Teach children the skills they are lacking: impulse control, problem solving, delaying, negotiating, communication of wishes, self-soothing.
When dealing with both a tantrum and a meltdown always come from a place of:
Listening, understanding and accepting how the child feels is not the same as agreeing.
With tantrums make sure that the child doesn’t get a positive result from his behavior. First acknowledge that you can hear (listen) that he is upset and that you get why (understand) and then try to leave it there. There is no need to join in with the ‘tornado’. You can ignore the unwanted behavior, but the main thing is to re-engage once the tantrum has subsided. This sends a signal that they will get your full attention once the behavior has calmed down. Kids may have learned from our reinforcement to have a tantrum since the tantrum gets a result. They get our attention or what they want! So the most important thing is not to give in to a tantrum. We can ‘teach’ them that this kind of behavior doesn’t get results.
It is not advisable to ignore a meltdown, though. Your child really needs you and your help to calm down here. First check what is going on in the environment that might have triggered it. Is he really tired and just needs to go home or leave the place? Is there too much noise? Maybe he does need to put on another shirt! Stay with him. I would not advise you to hug him but you can ask, ‘do you need a hug?’ Stay close enough so the child feels supported and you can say, ‘I am here when you need me’. Give him space but in a caring environment where he knows you are there when he needs you. Where he knows that you can contain the emotions can control himself!
Don’t judge, think positive: Sensitive children quickly ‘read’ the environment and detect negative feelings, even mild ones. It can really make a meltdown spiral if they sense that you are thinking, ‘oh no here she goes again’, ‘I can’t deal with this’, ‘I am so sick of this’ etc. Instead, check in with yourself, stay calm and challenge your negative self-thoughts: ‘I can deal with this’, ‘she needs my help’, ‘she has so many great qualities’ etc.
Don’t try to problem solve with your child during the tantrum or meltdown as it will not be effective; they are too absorbed in their feelings. Afterwards you can sit down and talk about what caused it and discuss how you can help the next time. For instance: ‘you got really upset there Sam, and I get it, there were too many kids there!
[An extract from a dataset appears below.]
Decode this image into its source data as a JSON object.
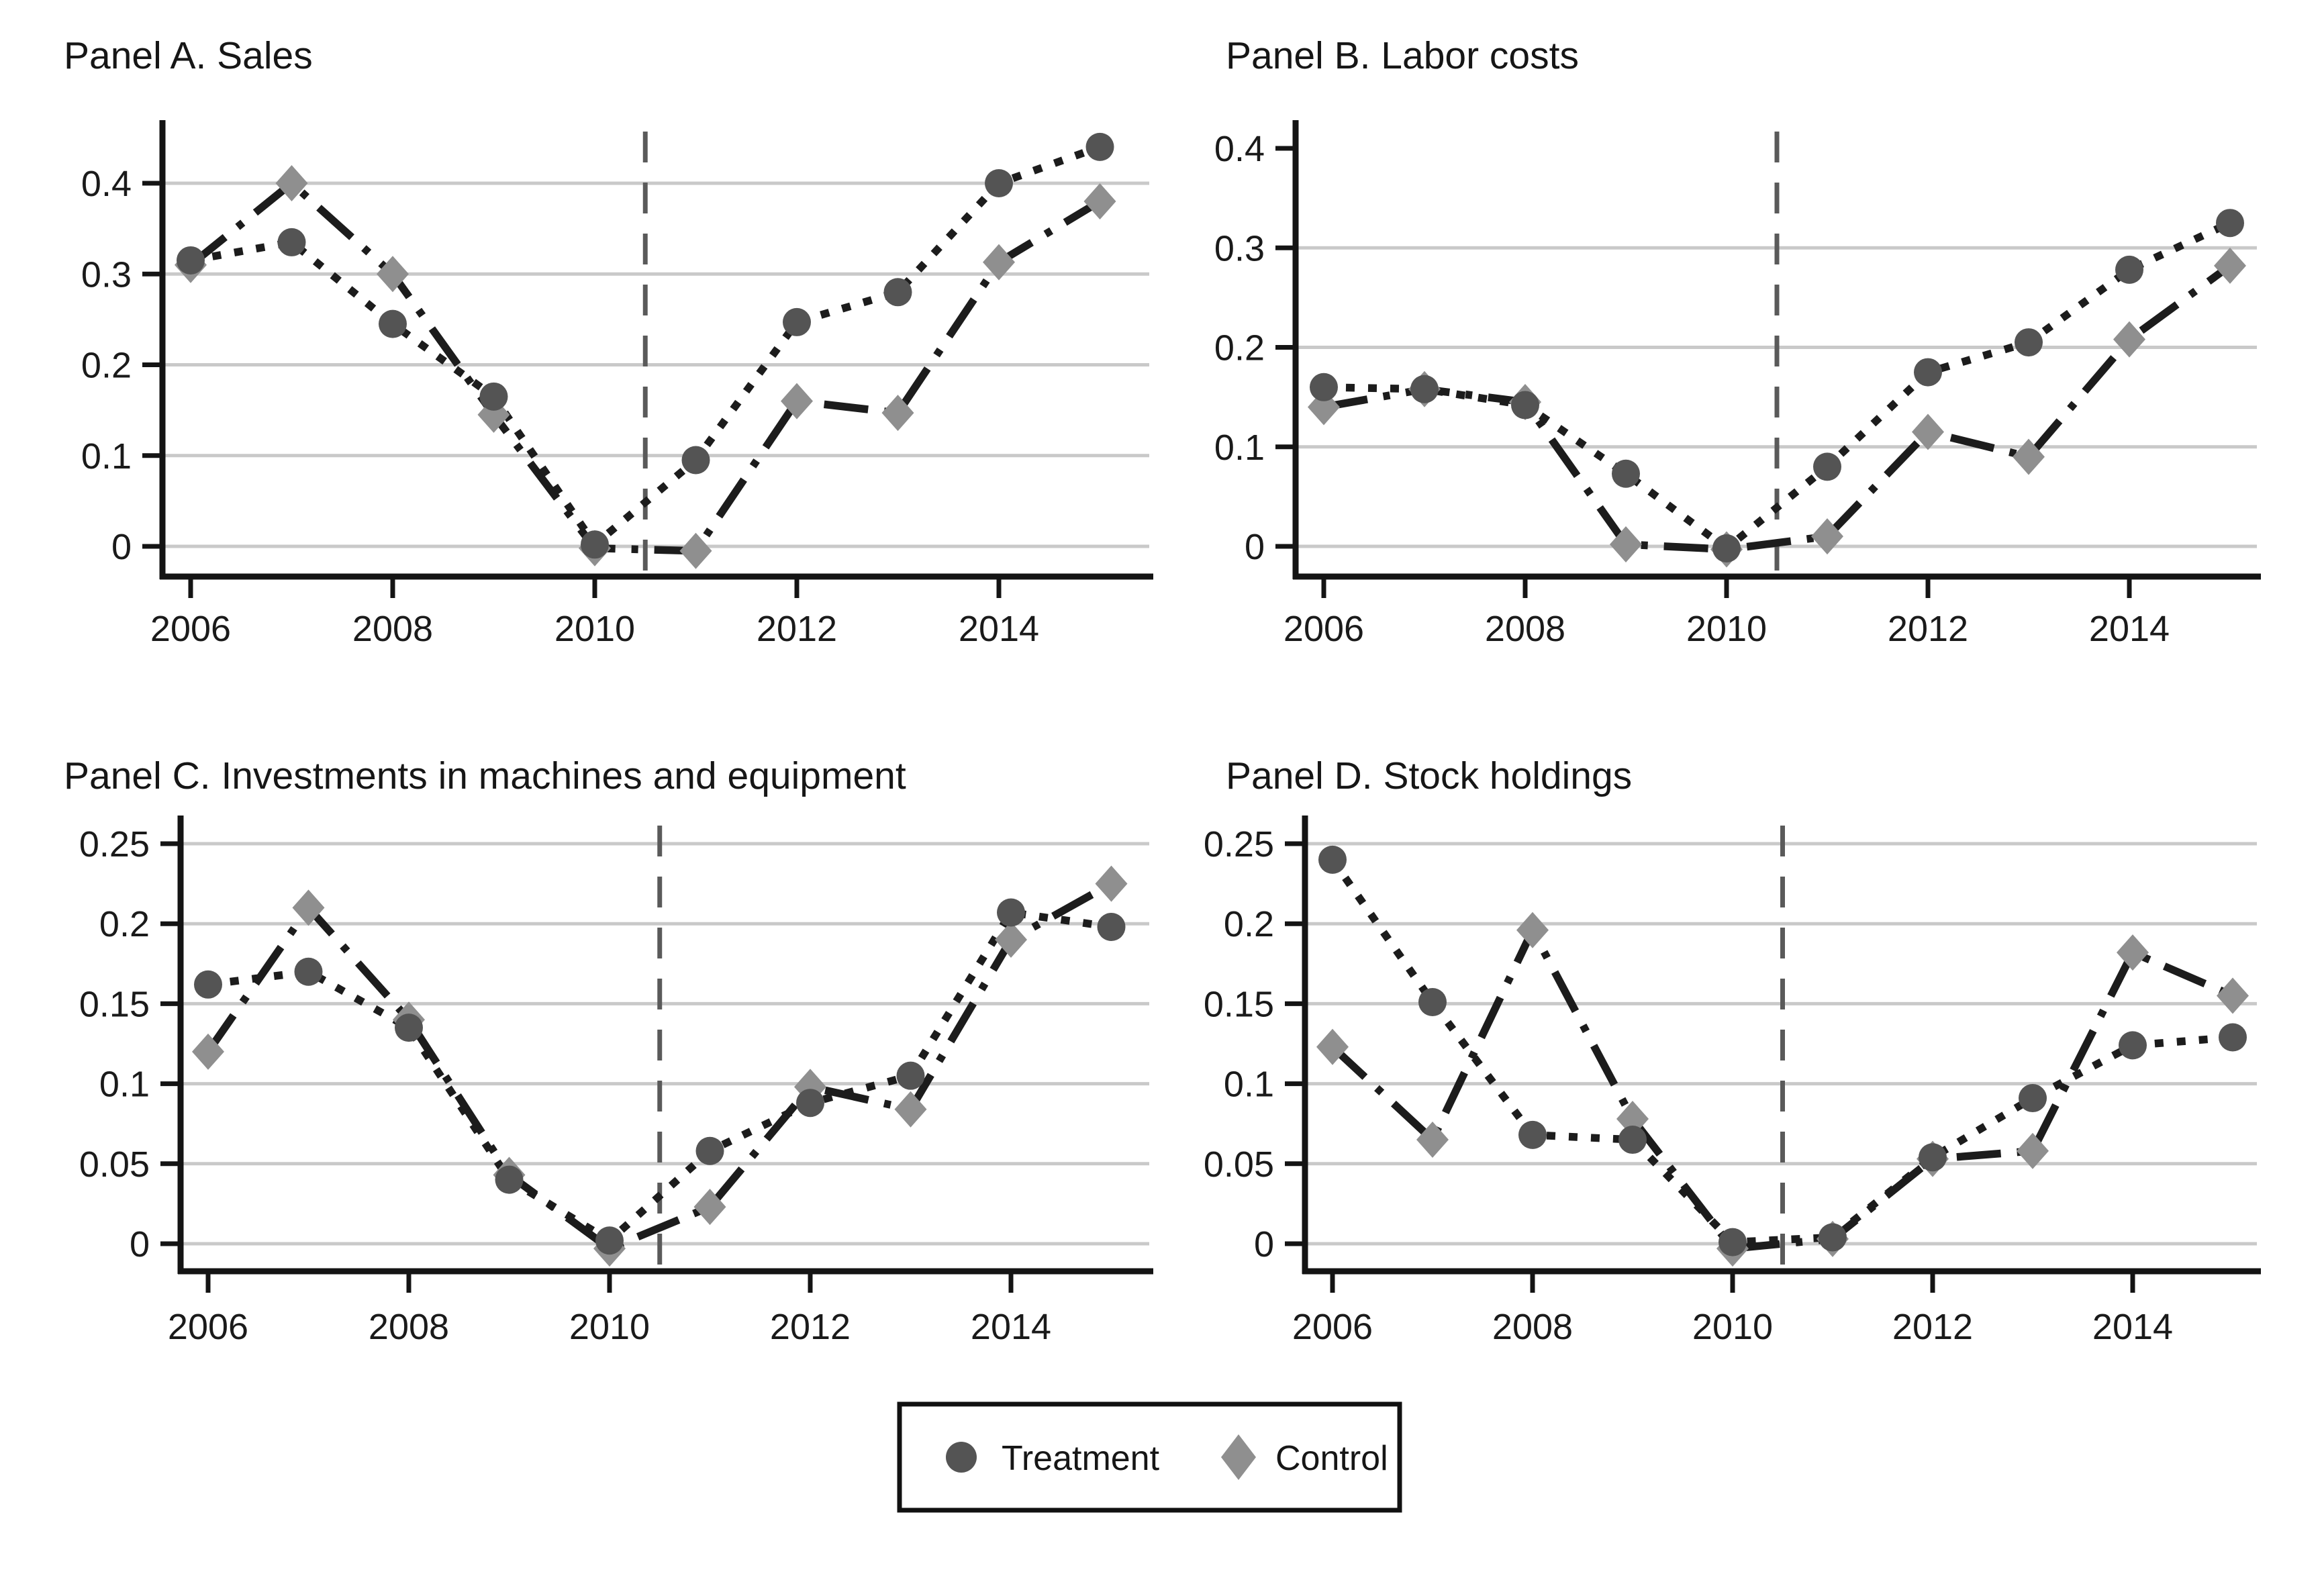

That upset you and that is ok. What can we do next time? Or what do you need from me?’ You can talk about where and how he felt it, his triggers. Maybe you can have a ‘sign’ together that he can use to tell you that he is about to get upset and it is time to leave.
Praise your child when he does try to soothe himself during an outburst. ‘I can see you are trying really hard not to scream, that is really brave of you’. Or afterwards you can say, ‘you know what Sam, I could see that you really tried not to get so upset and that was very big of you’.
Remember this is not about you but your child….and keep it there.